"Last year, I was starting to lose all my hair," Lamont Cranston singer Pat Hayes joked mid-song with a crowd of grayhairs and bald heads.
"And I put on too many pounds down there," he continued, pointing to his belly and belittling his outward appeal. He was getting to his message.
"If you get a chance to get a good woman, you'd better hang on to her," he counseled from this Lake Minnetonka bandstand, not far from where he lives with his good woman of 30-some years and counting.
Then he resumed singing Wilson Pickett's "I Found a Love," another in a treasure chest of blues and R&B nuggets Hayes has collected in 50 years of leading the Lamont Cranston Band.
Known as the kings of da boogie, they ruled the Minnesota music scene in the 1970s and early '80s.
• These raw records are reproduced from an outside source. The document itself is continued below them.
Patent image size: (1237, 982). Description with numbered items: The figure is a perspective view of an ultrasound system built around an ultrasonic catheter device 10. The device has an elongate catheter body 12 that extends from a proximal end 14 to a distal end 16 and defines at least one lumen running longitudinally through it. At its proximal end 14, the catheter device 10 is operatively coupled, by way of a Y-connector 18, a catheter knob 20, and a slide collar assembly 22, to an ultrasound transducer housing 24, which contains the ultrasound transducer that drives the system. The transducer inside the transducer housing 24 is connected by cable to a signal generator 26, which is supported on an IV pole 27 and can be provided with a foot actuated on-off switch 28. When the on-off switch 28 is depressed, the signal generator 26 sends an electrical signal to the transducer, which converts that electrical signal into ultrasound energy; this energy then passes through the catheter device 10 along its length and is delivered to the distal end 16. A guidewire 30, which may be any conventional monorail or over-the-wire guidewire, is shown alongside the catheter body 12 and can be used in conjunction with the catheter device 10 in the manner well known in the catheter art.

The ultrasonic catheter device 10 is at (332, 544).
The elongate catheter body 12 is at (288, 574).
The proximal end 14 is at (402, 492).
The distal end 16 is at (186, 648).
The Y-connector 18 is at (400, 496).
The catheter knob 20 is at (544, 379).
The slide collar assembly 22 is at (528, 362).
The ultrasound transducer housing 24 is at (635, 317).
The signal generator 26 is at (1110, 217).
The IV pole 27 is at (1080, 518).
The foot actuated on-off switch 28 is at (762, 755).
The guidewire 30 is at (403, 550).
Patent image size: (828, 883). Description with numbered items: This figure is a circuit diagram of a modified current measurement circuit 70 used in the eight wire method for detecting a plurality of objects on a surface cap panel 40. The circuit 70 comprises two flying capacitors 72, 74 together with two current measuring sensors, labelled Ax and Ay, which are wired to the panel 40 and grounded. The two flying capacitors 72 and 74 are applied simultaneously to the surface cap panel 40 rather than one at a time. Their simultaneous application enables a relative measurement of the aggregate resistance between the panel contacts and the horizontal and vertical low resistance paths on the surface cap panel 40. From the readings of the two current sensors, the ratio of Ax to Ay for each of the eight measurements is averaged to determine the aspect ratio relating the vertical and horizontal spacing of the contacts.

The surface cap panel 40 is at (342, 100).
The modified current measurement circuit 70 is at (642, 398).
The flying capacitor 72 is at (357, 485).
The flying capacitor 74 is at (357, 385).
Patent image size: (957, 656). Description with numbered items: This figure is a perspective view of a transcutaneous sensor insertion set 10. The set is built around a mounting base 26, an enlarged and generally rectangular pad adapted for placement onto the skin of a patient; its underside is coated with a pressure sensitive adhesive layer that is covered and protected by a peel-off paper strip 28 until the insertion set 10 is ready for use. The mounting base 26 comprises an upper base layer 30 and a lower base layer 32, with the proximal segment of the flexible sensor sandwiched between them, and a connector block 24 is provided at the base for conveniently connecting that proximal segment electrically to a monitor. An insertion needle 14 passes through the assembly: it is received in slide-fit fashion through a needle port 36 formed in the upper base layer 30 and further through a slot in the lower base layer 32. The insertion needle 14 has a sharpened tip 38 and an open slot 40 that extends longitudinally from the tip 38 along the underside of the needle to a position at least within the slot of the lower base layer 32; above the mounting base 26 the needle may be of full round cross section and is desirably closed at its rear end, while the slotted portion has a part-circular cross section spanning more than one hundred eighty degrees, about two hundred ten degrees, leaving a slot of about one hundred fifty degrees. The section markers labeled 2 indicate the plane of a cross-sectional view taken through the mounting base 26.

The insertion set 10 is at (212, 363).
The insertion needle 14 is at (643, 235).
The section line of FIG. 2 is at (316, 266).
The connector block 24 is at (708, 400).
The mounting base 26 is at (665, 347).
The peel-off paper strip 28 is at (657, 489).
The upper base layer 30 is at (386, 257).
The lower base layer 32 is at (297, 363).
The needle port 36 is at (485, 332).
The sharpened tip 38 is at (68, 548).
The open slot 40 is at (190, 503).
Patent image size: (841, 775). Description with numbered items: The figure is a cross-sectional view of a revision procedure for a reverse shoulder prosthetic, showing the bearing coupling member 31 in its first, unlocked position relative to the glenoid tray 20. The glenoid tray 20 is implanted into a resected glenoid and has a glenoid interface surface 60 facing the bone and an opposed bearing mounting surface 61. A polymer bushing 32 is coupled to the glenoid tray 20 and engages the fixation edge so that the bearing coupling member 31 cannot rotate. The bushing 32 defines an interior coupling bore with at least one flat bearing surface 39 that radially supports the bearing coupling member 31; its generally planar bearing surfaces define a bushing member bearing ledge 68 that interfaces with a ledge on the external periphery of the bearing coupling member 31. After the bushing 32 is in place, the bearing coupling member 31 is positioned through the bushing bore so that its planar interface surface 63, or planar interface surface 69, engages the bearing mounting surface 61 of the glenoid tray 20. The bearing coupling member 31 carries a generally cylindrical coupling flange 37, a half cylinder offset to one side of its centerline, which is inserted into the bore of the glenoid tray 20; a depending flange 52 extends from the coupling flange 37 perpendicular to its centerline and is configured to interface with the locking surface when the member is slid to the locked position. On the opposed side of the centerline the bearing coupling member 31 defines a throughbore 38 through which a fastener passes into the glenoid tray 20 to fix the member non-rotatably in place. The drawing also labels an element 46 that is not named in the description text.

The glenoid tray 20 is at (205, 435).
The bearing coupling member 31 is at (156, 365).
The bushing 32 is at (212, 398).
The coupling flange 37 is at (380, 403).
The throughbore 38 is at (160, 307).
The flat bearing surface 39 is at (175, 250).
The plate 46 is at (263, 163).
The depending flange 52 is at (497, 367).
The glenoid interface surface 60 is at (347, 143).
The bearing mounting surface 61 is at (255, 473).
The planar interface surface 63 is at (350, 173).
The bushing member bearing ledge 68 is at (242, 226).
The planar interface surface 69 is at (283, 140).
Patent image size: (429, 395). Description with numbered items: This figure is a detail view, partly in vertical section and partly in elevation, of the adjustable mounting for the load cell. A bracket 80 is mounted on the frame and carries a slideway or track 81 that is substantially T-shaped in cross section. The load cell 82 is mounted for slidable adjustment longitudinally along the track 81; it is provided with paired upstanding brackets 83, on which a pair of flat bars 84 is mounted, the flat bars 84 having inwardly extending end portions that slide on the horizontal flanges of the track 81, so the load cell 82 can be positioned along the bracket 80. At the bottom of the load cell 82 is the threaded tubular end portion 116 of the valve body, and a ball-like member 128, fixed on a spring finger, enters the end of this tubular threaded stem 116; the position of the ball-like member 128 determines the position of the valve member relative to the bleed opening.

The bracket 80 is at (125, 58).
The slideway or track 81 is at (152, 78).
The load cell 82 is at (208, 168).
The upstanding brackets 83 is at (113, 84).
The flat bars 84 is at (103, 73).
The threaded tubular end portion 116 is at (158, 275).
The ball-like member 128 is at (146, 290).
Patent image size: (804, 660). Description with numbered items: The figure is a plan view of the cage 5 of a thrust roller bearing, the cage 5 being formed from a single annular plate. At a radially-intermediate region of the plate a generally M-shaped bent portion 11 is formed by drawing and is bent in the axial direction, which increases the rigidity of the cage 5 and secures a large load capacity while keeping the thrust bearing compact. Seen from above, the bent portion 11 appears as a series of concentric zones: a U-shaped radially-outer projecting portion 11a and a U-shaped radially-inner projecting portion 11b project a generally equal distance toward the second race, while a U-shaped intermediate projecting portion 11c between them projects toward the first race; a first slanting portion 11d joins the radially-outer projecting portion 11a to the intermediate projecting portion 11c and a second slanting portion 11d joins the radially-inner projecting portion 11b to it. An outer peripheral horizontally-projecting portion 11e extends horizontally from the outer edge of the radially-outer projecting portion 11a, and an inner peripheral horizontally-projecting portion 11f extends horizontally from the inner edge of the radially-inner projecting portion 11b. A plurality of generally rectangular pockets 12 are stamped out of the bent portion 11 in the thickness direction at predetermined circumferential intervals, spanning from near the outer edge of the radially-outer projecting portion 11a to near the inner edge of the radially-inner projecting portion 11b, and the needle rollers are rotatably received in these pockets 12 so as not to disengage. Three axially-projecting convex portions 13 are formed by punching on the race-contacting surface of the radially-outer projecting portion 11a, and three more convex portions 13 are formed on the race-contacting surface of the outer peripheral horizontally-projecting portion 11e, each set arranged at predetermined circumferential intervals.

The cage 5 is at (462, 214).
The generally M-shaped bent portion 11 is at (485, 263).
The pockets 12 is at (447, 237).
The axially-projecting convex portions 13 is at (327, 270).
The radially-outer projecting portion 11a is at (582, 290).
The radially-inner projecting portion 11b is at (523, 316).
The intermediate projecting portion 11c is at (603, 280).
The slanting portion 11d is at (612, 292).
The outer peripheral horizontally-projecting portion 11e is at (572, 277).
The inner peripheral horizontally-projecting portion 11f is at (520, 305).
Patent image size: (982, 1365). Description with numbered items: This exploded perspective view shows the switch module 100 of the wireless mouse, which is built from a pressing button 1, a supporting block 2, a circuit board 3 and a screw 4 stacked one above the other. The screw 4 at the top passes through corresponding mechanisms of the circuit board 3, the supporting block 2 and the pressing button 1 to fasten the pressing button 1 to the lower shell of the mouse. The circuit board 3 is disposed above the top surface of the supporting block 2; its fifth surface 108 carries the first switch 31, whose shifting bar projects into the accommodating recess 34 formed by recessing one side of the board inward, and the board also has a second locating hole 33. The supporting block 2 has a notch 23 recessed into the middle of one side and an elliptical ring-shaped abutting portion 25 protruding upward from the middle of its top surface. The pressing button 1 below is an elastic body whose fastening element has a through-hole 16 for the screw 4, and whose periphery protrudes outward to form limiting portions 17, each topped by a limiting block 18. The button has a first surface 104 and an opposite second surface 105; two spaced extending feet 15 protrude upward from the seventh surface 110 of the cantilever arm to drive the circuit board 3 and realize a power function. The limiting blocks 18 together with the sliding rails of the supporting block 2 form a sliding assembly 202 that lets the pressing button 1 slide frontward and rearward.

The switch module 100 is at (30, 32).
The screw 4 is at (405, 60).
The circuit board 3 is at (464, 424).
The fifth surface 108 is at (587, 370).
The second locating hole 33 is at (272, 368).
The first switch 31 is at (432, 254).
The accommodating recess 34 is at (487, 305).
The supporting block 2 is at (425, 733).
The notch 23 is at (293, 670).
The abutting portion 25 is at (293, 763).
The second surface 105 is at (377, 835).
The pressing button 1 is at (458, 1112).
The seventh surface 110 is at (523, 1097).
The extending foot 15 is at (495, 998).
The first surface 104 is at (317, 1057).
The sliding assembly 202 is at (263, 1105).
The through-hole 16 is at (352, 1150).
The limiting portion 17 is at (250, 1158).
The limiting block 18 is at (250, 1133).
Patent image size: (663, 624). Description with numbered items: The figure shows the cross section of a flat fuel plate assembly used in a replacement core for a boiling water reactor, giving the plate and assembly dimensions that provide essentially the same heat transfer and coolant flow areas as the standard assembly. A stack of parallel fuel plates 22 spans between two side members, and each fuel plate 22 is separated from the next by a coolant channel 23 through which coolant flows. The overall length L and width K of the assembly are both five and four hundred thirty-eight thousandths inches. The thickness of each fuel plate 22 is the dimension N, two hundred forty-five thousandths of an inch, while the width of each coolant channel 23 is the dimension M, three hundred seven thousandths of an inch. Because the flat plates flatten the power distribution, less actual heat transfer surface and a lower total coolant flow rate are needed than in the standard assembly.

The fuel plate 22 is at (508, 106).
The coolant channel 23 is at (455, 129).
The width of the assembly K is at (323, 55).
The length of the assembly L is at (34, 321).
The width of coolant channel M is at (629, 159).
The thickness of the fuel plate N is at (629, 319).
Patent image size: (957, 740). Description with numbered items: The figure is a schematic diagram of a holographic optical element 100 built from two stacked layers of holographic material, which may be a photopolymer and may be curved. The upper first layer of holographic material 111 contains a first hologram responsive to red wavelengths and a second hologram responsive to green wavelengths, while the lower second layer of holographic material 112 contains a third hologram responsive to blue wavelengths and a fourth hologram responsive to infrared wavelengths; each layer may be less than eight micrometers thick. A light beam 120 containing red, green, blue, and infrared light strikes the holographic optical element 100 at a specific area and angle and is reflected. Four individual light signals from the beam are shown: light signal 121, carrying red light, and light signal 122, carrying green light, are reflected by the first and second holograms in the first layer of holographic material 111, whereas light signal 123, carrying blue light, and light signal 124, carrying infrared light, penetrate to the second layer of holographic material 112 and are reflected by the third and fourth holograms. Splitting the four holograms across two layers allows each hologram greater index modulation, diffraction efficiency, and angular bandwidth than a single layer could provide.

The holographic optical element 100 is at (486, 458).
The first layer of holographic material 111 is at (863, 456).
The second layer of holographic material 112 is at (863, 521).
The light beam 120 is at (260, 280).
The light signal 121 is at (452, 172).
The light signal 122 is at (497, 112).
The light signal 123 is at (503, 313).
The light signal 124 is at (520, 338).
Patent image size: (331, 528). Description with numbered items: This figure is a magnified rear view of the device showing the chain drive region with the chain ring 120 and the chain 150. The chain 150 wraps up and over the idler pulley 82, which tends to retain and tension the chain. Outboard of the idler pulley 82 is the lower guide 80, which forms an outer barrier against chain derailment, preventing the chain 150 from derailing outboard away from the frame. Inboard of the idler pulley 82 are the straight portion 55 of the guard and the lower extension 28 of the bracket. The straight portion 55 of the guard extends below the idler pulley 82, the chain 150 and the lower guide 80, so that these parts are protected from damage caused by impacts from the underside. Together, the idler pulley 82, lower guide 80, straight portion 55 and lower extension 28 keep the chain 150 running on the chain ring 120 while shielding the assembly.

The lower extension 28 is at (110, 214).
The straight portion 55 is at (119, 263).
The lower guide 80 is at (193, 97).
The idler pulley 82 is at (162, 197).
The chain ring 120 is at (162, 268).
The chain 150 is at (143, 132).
But Lamont — or more precisely Hayes — never went away.
The farm boy from Hamel still celebrates the blues — whether it's Friday's CD reissue party at Crooners, New Year's Eve at Wilebski's or a summer festival on a small stage in a big park.
Hayes blows a mean harmonica, sings with Chicago-style grit and tells colorful stories — about hanging out with the Blues Brothers, touring with Bonnie Raitt and opening for the Stones.
Over salad (he's lost 20 pounds), Hayes, 69, reflected on 50 years of the Cranstons.